While a DUI conviction on your record may not exactly ruin your life, it definitely will affect you adversely for a very long time. Anything that requires a background check, like applying for a job, school, or professional licenses, will reveal your DUI conviction. Ideally, you would only be evaluated on your capability of doing your job, but the stigma of a DUI conviction can be difficult to overcome. However, in some states you may be eligible for a DUI expungement (or a DUI vacation), which can be hugely beneficial to you. A DUI expungement seals your DUI conviction legally, which basically makes your criminal record seem like the conviction never happened.
How expungement works
If you meet the eligibility requirements of your state, then you’ll be allowed to withdraw your original guilty plea and enter a not guilty plea, or if you originally pleaded not guilty the court will set aside your guilty verdict. The court will then dismiss all accusations, and you’ll be released from all penalties. All records for that conviction are isolated and sealed from everyone (most of the public) except legal courts and law enforcement. Records to be sealed include more than just evidence of your conviction; they also include things like your arrest report, complaints, processing records, photographs, and judicial dockets. If your expungement is successful, you’re allowed to deny the existence of that conviction on job, school, and other applications. If that was the only conviction on your record, after expungement you can lawfully state that you haven’t been convicted of any crime. One limitation of expungement is that it doesn't erase convictions that are priors.
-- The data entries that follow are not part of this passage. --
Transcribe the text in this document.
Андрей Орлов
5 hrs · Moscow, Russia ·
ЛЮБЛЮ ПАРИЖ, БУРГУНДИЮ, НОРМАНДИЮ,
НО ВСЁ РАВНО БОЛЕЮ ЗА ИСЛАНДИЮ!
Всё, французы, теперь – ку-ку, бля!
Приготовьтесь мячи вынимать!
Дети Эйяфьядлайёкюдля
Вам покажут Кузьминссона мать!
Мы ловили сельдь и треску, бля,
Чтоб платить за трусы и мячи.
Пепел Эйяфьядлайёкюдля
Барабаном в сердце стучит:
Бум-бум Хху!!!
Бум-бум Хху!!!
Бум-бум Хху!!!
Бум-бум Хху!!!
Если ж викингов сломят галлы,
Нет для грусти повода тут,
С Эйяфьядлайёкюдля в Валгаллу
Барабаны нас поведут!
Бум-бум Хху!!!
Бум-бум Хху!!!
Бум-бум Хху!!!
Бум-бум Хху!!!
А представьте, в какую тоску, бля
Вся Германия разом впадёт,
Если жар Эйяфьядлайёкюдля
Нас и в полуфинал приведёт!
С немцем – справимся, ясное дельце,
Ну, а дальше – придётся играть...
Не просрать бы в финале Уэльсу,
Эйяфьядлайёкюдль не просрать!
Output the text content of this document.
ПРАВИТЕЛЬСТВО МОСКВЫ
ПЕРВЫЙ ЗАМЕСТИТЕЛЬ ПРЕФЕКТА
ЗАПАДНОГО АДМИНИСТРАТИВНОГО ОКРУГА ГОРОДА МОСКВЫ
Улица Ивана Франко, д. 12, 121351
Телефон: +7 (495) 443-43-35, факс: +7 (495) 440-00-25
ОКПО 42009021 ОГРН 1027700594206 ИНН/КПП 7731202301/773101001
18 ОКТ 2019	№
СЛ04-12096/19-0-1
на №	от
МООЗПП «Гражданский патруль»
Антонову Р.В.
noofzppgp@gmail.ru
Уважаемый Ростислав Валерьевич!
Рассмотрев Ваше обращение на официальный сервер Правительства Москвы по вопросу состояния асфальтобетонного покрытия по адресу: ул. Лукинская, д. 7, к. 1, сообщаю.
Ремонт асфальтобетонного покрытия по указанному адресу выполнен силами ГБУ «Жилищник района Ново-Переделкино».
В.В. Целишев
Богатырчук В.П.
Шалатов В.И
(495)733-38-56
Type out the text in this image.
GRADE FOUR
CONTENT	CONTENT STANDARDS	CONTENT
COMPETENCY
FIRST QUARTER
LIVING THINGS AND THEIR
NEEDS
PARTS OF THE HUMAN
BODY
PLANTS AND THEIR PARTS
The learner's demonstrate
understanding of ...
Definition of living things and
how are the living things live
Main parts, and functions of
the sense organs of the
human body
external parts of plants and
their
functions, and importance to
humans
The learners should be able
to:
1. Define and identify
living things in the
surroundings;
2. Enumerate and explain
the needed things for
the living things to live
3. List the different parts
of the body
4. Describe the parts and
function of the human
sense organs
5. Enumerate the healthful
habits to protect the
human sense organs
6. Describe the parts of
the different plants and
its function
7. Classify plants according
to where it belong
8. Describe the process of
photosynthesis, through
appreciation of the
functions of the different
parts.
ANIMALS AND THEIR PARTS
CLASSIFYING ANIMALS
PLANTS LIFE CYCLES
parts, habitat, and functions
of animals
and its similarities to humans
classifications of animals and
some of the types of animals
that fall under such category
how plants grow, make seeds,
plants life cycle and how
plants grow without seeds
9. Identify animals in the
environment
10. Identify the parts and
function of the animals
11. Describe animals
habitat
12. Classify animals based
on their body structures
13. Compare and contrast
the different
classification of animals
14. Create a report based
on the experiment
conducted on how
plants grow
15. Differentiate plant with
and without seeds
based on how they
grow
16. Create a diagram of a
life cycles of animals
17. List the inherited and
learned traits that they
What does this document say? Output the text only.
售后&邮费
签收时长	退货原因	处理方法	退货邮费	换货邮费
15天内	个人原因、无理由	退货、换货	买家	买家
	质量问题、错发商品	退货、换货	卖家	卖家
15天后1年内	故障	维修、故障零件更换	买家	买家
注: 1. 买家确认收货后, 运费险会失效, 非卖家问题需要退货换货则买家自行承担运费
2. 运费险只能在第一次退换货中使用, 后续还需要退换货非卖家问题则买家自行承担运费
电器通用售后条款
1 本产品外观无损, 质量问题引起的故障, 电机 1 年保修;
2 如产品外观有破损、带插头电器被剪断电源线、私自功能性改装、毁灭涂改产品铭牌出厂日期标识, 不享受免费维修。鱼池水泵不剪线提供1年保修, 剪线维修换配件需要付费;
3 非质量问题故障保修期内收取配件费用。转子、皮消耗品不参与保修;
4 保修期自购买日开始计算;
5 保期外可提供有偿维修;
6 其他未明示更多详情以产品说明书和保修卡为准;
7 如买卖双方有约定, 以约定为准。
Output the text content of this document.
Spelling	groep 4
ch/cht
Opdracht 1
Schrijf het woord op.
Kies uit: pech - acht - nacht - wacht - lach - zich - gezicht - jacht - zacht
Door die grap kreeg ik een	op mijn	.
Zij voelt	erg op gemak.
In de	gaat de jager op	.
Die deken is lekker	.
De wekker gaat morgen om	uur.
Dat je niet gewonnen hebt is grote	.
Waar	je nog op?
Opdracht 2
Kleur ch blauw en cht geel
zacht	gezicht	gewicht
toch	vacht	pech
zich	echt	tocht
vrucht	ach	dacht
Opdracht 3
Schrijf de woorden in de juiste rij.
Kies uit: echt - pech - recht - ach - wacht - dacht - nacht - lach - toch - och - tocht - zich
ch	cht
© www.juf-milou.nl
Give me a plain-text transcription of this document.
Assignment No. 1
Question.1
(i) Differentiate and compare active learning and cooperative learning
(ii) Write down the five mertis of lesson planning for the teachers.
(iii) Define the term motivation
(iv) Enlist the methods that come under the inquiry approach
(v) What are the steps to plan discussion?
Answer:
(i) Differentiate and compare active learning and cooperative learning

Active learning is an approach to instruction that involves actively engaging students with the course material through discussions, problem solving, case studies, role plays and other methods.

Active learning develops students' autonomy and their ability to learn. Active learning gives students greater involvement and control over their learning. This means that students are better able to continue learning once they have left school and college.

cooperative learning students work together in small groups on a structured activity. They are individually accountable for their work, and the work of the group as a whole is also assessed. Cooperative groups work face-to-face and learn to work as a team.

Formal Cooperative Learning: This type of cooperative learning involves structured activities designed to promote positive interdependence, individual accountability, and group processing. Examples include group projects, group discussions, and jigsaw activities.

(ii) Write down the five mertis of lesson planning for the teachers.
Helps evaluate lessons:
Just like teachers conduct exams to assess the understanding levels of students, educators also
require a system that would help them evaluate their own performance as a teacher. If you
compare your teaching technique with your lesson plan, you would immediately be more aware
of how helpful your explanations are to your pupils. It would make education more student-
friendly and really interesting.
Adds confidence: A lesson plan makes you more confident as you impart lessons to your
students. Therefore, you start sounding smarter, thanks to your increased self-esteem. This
For example, if you have your first DUI expunged, but you're subsequently convicted of a second DUI, then you will be subject to the full elevated penalties of a second DUI. The first conviction, despite being expunged, still counts as a prior DUI.
Before you engage the services of an attorney to petition for expungement, you may first want to check whether you even meet your state’s eligibility requirements for it. If you aren’t eligible for expungement, then there’s little an attorney can do for you. States vary on expungement eligibility. In general, here are the most common requirements:
- Applicant fulfilled all probation conditions (fines, community service, alcohol education programs, jail time, etc.)